The belief of pleasing the Godness through eating, stemming from the ancient scriptures of Veda, is THE sympathetic trait of the movement. It provides the basis for a lot of good deeds, by feeding, without unnecessary restrictions, the needy in society who have no other succour for their sustenance. It has also led the Society to support, if not originate, an important welfare program, called "Food for Life", which explicitly aims at providing needy people with basic plant-based nourishment.

When exiting the Temple after this brief examination, and after receiving a gentile nod of farewell by its portentous “guard”, I returned home on the short walk along Stuart’s blooming villas, digesting the new information gained about this intriguing belief. It appeared to me that the Society had come far since its early days of shrill chanting on the streets to quickly gain a congregation of disciples; from its cult-like discipline and domineering of young and innocent initiates; from its discrimation of the better sex; and from its, I hope rare, instances of child abuse. At least to judge from my experience with the Berkeley Temple, the Society had gradually been gaining in maturity and developing in a direction similar to that taken by Christian Monasteries in their early days, as well as in their time of reform with the Franciscans entering the scene. 

It makes sense to me that disciples should form a small inner core of true believers; I cannot envisage many people having the extreme bravery of facing an eternity of labor to gain communion with the ultimate Godness in the fullness of time. Far better to reserve the title of disciple to those strong and brave few and having the remainder of the congregation forming a laïc support for their endeavours. The reward for the latter will always be the participation in uplifting Sunday services, with instructive lectures, exalted chanting and dancing and, not to forget, having an excellent meal and pleasing the Godness whilst enjoying it.

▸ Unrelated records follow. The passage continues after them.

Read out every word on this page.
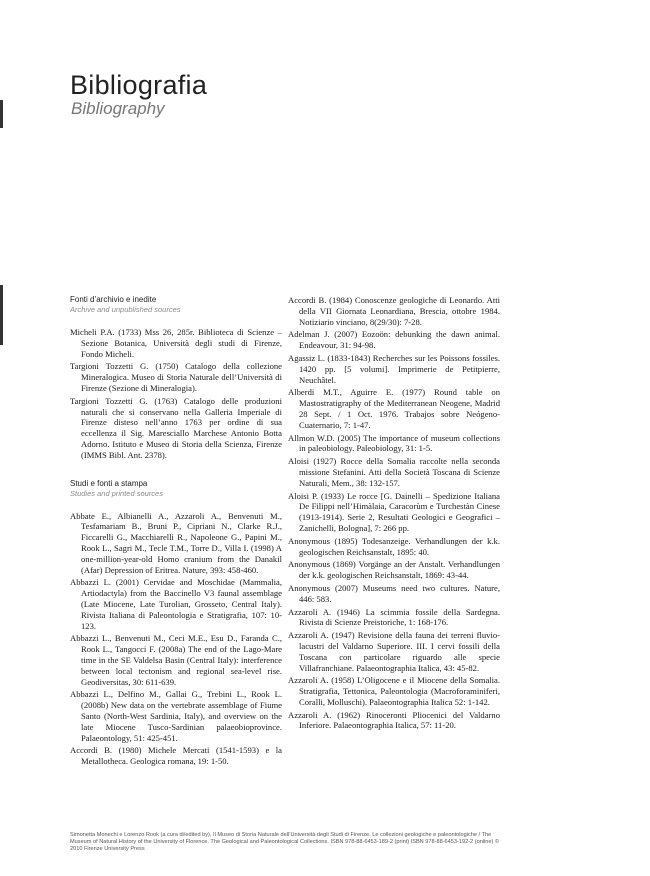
Bibliografia
Bibliography
Fonti d’archivio e inedite
Archive and unpublished sources

Micheli P.A. (1733) Mss 26, 285r. Biblioteca di Scienze – Sezione Botanica, Università degli studi di Firenze, Fondo Micheli.

Targioni Tozzetti G. (1750) Catalogo della collezione Mineralogica. Museo di Storia Naturale dell’Università di Firenze (Sezione di Mineralogia).

Targioni Tozzetti G. (1763) Catalogo delle produzioni naturali che si conservano nella Galleria Imperiale di Firenze disteso nell’anno 1763 per ordine di sua eccellenza il Sig. Maresciallo Marchese Antonio Botta Adorno. Istituto e Museo di Storia della Scienza, Firenze (IMMS Bibl. Ant. 2378).

Studi e fonti a stampa
Studies and printed sources

Abbate E., Albianelli A., Azzaroli A., Benvenuti M., Tesfamariam B., Bruni P., Cipriani N., Clarke R.J., Ficcarelli G., Macchiarelli R., Napoleone G., Papini M., Rook L., Sagri M., Tecle T.M., Torre D., Villa I. (1998) A one-million-year-old Homo cranium from the Danakil (Afar) Depression of Eritrea. Nature, 393: 458-460.

Abbazzi L. (2001) Cervidae and Moschidae (Mammalia, Artiodactyla) from the Baccinello V3 faunal assemblage (Late Miocene, Late Turolian, Grosseto, Central Italy). Rivista Italiana di Paleontologia e Stratigrafia, 107: 10-123.

Abbazzi L., Benvenuti M., Ceci M.E., Esu D., Faranda C., Rook L., Tangocci F. (2008a) The end of the Lago-Mare time in the SE Valdelsa Basin (Central Italy): interference between local tectonism and regional sea-level rise. Geodiversitas, 30: 611-639.

Abbazzi L., Delfino M., Gallai G., Trebini L., Rook L. (2008b) New data on the vertebrate assemblage of Fiume Santo (North-West Sardinia, Italy), and overview on the late Miocene Tusco-Sardinian palaeobioprovince. Palaeontology, 51: 425-451.

Accordi B. (1980) Michele Mercati (1541-1593) e la Metallotheca. Geologica romana, 19: 1-50.

Accordi B. (1984) Conoscenze geologiche di Leonardo. Atti della VII Giornata Leonardiana, Brescia, ottobre 1984. Notiziario vinciano, 8(29/30): 7-28.

Adelman J. (2007) Eozoön: debunking the dawn animal. Endeavour, 31: 94-98.

Agassiz L. (1833-1843) Recherches sur les Poissons fossiles. 1420 pp. [5 volumi]. Imprimerie de Petitpierre, Neuchâtel.

Alberdi M.T., Aguirre E. (1977) Round table on Mastostratigraphy of the Mediterranean Neogene, Madrid 28 Sept. / 1 Oct. 1976. Trabajos sobre Neógeno-Cuaternario, 7: 1-47.

Allmon W.D. (2005) The importance of museum collections in paleobiology. Paleobiology, 31: 1-5.

Aloisi (1927) Rocce della Somalia raccolte nella seconda missione Stefanini. Atti della Società Toscana di Scienze Naturali, Mem., 38: 132-157.

Aloisi P. (1933) Le rocce [G. Dainelli – Spedizione Italiana De Filippi nell’Himàlaia, Caracorùm e Turchestàn Cinese (1913-1914). Serie 2, Resultati Geologici e Geografici – Zanichelli, Bologna], 7: 266 pp.

Anonymous (1895) Todesanzeige. Verhandlungen der k.k. geologischen Reichsanstalt, 1895: 40.

Anonymous (1869) Vorgänge an der Anstalt. Verhandlungen der k.k. geologischen Reichsanstalt, 1869: 43-44.

Anonymous (2007) Museums need two cultures. Nature, 446: 583.

Azzaroli A. (1946) La scimmia fossile della Sardegna. Rivista di Scienze Preistoriche, 1: 168-176.

Azzaroli A. (1947) Revisione della fauna dei terreni fluvio-lacustri del Valdarno Superiore. III. I cervi fossili della Toscana con particolare riguardo alle specie Villafranchiane. Palaeontographia Italica, 43: 45-82.

Azzaroli A. (1958) L’Oligocene e il Miocene della Somalia. Stratigrafia, Tettonica, Paleontologia (Macroforaminiferi, Coralli, Molluschi). Palaeontographia Italica 52: 1-142.

Azzaroli A. (1962) Rinoceronti Pliocenici del Valdarno Inferiore. Palaeontographia Italica, 57: 11-20.

Simonetta Monechi e Lorenzo Rook (a cura di/edited by), Il Museo di Storia Naturale dell’Università degli Studi di Firenze. Le collezioni geologiche e paleontologiche / The Museum of Natural History of the University of Florence. The Geological and Paleontological Collections. ISBN 978-88-6453-189-2 (print) ISBN 978-88-6453-192-2 (online) © 2010 Firenze University Press
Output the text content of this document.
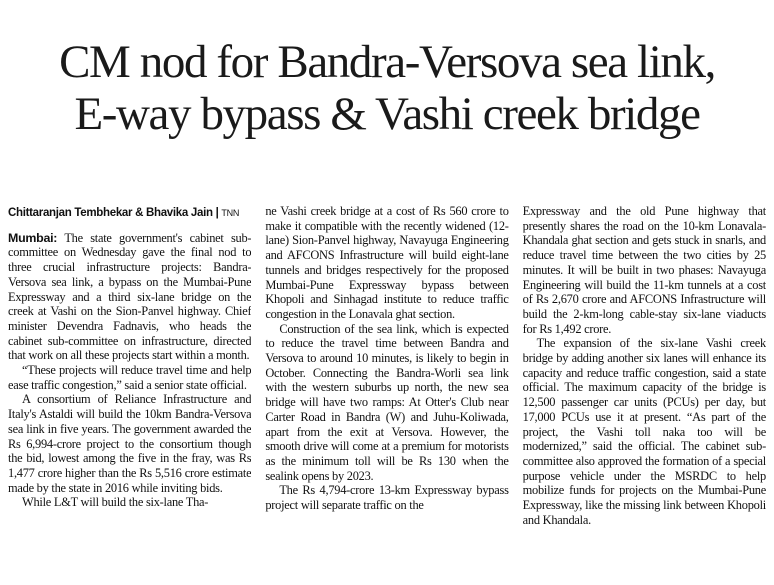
CM nod for Bandra-Versova sea link,
E-way bypass & Vashi creek bridge
Chittaranjan Tembhekar & Bhavika Jain | TNN

Mumbai: The state government's cabinet sub-committee on Wednesday gave the final nod to three crucial infrastructure projects: Bandra-Versova sea link, a bypass on the Mumbai-Pune Expressway and a third six-lane bridge on the creek at Vashi on the Sion-Panvel highway. Chief minister Devendra Fadnavis, who heads the cabinet sub-committee on infrastructure, directed that work on all these projects start within a month.

“These projects will reduce travel time and help ease traffic congestion,” said a senior state official.

A consortium of Reliance Infrastructure and Italy's Astaldi will build the 10km Bandra-Versova sea link in five years. The government awarded the Rs 6,994-crore project to the consortium though the bid, lowest among the five in the fray, was Rs 1,477 crore higher than the Rs 5,516 crore estimate made by the state in 2016 while inviting bids.

While L&T will build the six-lane Tha-

ne Vashi creek bridge at a cost of Rs 560 crore to make it compatible with the recently widened (12-lane) Sion-Panvel highway, Navayuga Engineering and AFCONS Infrastructure will build eight-lane tunnels and bridges respectively for the proposed Mumbai-Pune Expressway bypass between Khopoli and Sinhagad institute to reduce traffic congestion in the Lonavala ghat section.

Construction of the sea link, which is expected to reduce the travel time between Bandra and Versova to around 10 minutes, is likely to begin in October. Connecting the Bandra-Worli sea link with the western suburbs up north, the new sea bridge will have two ramps: At Otter's Club near Carter Road in Bandra (W) and Juhu-Koliwada, apart from the exit at Versova. However, the smooth drive will come at a premium for motorists as the minimum toll will be Rs 130 when the sealink opens by 2023.

The Rs 4,794-crore 13-km Expressway bypass project will separate traffic on the

Expressway and the old Pune highway that presently shares the road on the 10-km Lonavala-Khandala ghat section and gets stuck in snarls, and reduce travel time between the two cities by 25 minutes. It will be built in two phases: Navayuga Engineering will build the 11-km tunnels at a cost of Rs 2,670 crore and AFCONS Infrastructure will build the 2-km-long cable-stay six-lane viaducts for Rs 1,492 crore.

The expansion of the six-lane Vashi creek bridge by adding another six lanes will enhance its capacity and reduce traffic congestion, said a state official. The maximum capacity of the bridge is 12,500 passenger car units (PCUs) per day, but 17,000 PCUs use it at present. “As part of the project, the Vashi toll naka too will be modernized,” said the official. The cabinet sub-committee also approved the formation of a special purpose vehicle under the MSRDC to help mobilize funds for projects on the Mumbai-Pune Expressway, like the missing link between Khopoli and Khandala.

So, that’s it for today. But wait, we have still a question unanswered! Who was the mystical stature that so dominated the entrance to the Temple? The young disciple was only too glad to provide me with an answer. He was an ACTOR, part of the laïc congregation, memorizing his roles walking to and fro’ on the sidewalk in front of the temple. No mystery involved, just a man going about his ordinary day to day business!